The hearing follows a back-and-forth between DOE officials and congressional investigators, who say the agency is attempting to stonewall its efforts to investigate allegations of whistleblower retaliation.
The alleged DOE gag order was revealed in a letter from House Oversight and Government Reform Committee Chairman Darrell Issa (R., Calif.) to Deputy Energy Secretary Daniel Poneman.
According to the letter, Poneman instructed the head of the Bonneville Power Administration (BPA) not to speak with Issa or other congressional investigators about an inspector general report revealing illegal hiring practices at the BPA.
Eric Fygi, DOE’s deputy general counsel, denied agency wrongdoing in a Wednesday response to Issa.
“Poneman gave no such instructions,” Fygi said. “Rather, Bonneville was informed that this was a serious matter and that any external questions were to be coordinated with the appropriate Headquarters offices.”
“It has always been the Department’s policy that any and all DOE employees are free to speak out, voice concerns, or lodge complaints without fear of retaliation, including with Congress,” Fygi wrote.
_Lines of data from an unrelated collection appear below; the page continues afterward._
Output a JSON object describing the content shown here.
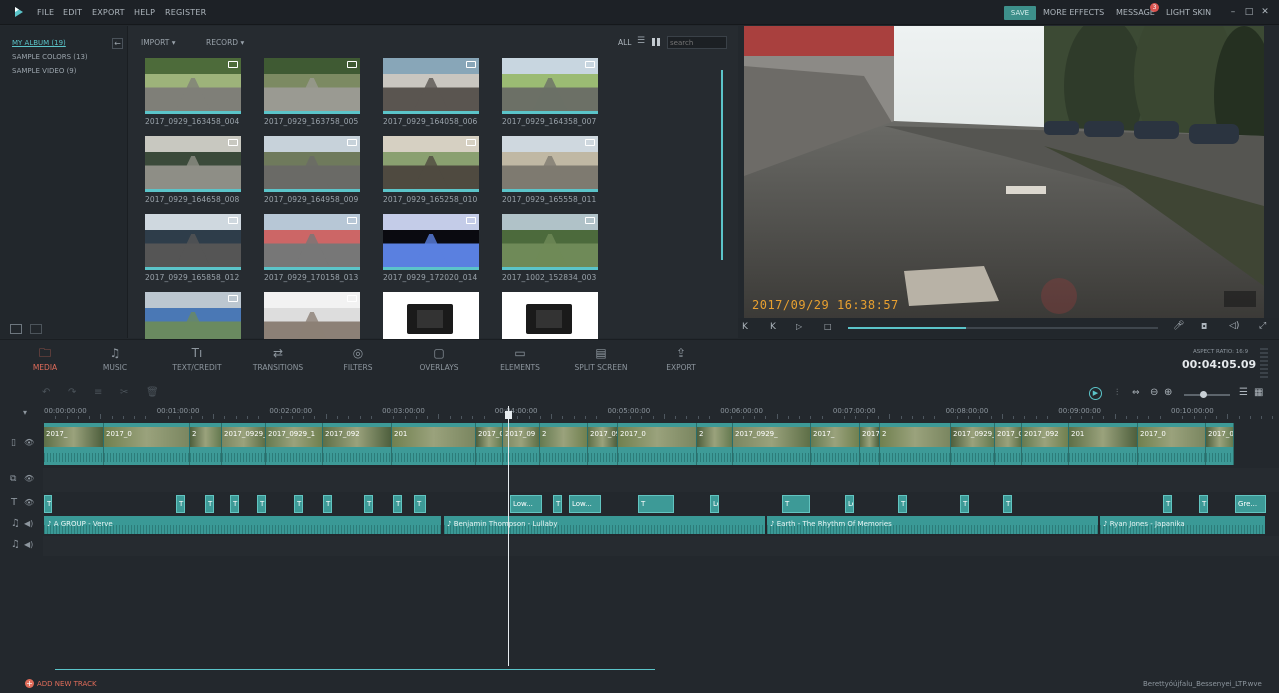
{
  "menu": {
    "items": [
      "FILE",
      "EDIT",
      "EXPORT",
      "HELP",
      "REGISTER"
    ]
  },
  "topright": {
    "save": "SAVE",
    "more_effects": "MORE EFFECTS",
    "message": "MESSAGE",
    "message_count": "3",
    "light_skin": "LIGHT SKIN"
  },
  "album": {
    "items": [
      {
        "label": "MY ALBUM (19)",
        "active": true
      },
      {
        "label": "SAMPLE COLORS (13)",
        "active": false
      },
      {
        "label": "SAMPLE VIDEO (9)",
        "active": false
      }
    ]
  },
  "media_header": {
    "import": "IMPORT",
    "record": "RECORD",
    "all": "ALL",
    "search_placeholder": "search"
  },
  "media": {
    "items": [
      {
        "label": "2017_0929_163458_004",
        "icon": "video-camera-icon"
      },
      {
        "label": "2017_0929_163758_005",
        "icon": "video-camera-icon"
      },
      {
        "label": "2017_0929_164058_006",
        "icon": "video-camera-icon"
      },
      {
        "label": "2017_0929_164358_007",
        "icon": "video-camera-icon"
      },
      {
        "label": "2017_0929_164658_008",
        "icon": "video-camera-icon"
      },
      {
        "label": "2017_0929_164958_009",
        "icon": "video-camera-icon"
      },
      {
        "label": "2017_0929_165258_010",
        "icon": "video-camera-icon"
      },
      {
        "label": "2017_0929_165558_011",
        "icon": "video-camera-icon"
      },
      {
        "label": "2017_0929_165858_012",
        "icon": "video-camera-icon"
      },
      {
        "label": "2017_0929_170158_013",
        "icon": "video-camera-icon"
      },
      {
        "label": "2017_0929_172020_014",
        "icon": "video-camera-icon"
      },
      {
        "label": "2017_1002_152834_003",
        "icon": "video-camera-icon"
      },
      {
        "label": "",
        "icon": "video-camera-icon"
      },
      {
        "label": "",
        "icon": "video-camera-icon"
      },
      {
        "label": "",
        "icon": ""
      },
      {
        "label": "",
        "icon": ""
      }
    ]
  },
  "preview": {
    "timestamp": "2017/09/29 16:38:57",
    "progress_fraction": 0.38
  },
  "toolbar": {
    "items": [
      {
        "label": "MEDIA",
        "icon": "folder-icon",
        "active": true
      },
      {
        "label": "MUSIC",
        "icon": "music-note-icon",
        "active": false
      },
      {
        "label": "TEXT/CREDIT",
        "icon": "text-icon",
        "active": false
      },
      {
        "label": "TRANSITIONS",
        "icon": "transitions-icon",
        "active": false
      },
      {
        "label": "FILTERS",
        "icon": "filters-icon",
        "active": false
      },
      {
        "label": "OVERLAYS",
        "icon": "overlays-icon",
        "active": false
      },
      {
        "label": "ELEMENTS",
        "icon": "image-icon",
        "active": false
      },
      {
        "label": "SPLIT SCREEN",
        "icon": "split-screen-icon",
        "active": false
      },
      {
        "label": "EXPORT",
        "icon": "export-icon",
        "active": false
      }
    ]
  },
  "aspect": {
    "label": "ASPECT RATIO: 16:9",
    "duration": "00:04:05.09"
  },
  "ruler": {
    "ticks": [
      "00:00:00:00",
      "00:01:00:00",
      "00:02:00:00",
      "00:03:00:00",
      "00:04:00:00",
      "00:05:00:00",
      "00:06:00:00",
      "00:07:00:00",
      "00:08:00:00",
      "00:09:00:00",
      "00:10:00:00"
    ]
  },
  "video_track": {
    "clips": [
      "2017_",
      "2017_0",
      "2",
      "2017_0929_",
      "2017_0929_1",
      "2017_092",
      "201",
      "2017_0",
      "2017_09",
      "2",
      "2017_0929_16",
      "2017_0",
      "2",
      "2017_0929_"
    ]
  },
  "text_track": {
    "items": [
      "T",
      "T",
      "T",
      "T",
      "T",
      "T",
      "T",
      "T",
      "T",
      "T",
      "Low...",
      "T",
      "Low...",
      "T",
      "Lowe...",
      "T",
      "Lo...",
      "T",
      "T",
      "T",
      "T",
      "T",
      "Gre..."
    ]
  },
  "audio_track": {
    "clips": [
      {
        "label": "A GROUP - Verve"
      },
      {
        "label": "Benjamin Thompson - Lullaby"
      },
      {
        "label": "Earth - The Rhythm Of Memories"
      },
      {
        "label": "Ryan Jones - Japanika"
      }
    ]
  },
  "footer": {
    "add_track": "ADD NEW TRACK",
    "filename": "Berettyóújfalu_Bessenyei_LTP.wve"
  },
  "colors": {
    "accent": "#5bc4c9",
    "active": "#e06c5a",
    "save": "#3d8f8a",
    "clip": "#3d9a97"
  }
}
Issa rejected that response.
“BPA employees have told committee staff—this week—that they still fear retaliation,” he told the Washington Free Beacon in an emailed statement. “These BPA employees will not speak to the committee because they are afraid of losing their jobs.”
Fygi told Issa that BPA employees were reminded of their right to communicate concerns with Congress “in a recent communication,” but BPA employees recently told the Oversight Committee that “their ‘chain of command’ is preventing them from providing more information to the committee,” Issa said.
“These conversations speak for themselves,” he added.
Issa’s probe into the alleged gag order issued to BPA employees will be fleshed out in a Thursday, Aug. 1, hearing on the investigation.
According to committee staff, the hearing will be titled, “Department of Energy’s Bonneville Power Administration: Discriminating Against Veterans and Retaliating Against Whistleblowers.”
The inspector general report, released last week, revealed the initial whistleblower retaliation allegations. According to the report, BPA officials who spoke out about illegal hiring practices that disadvantaged military veteran applicants were fired, suspended, or punished in other ways.
A DOE spokesman who provided the Free Beacon with Fygi’s letter did not respond to a request for additional comments.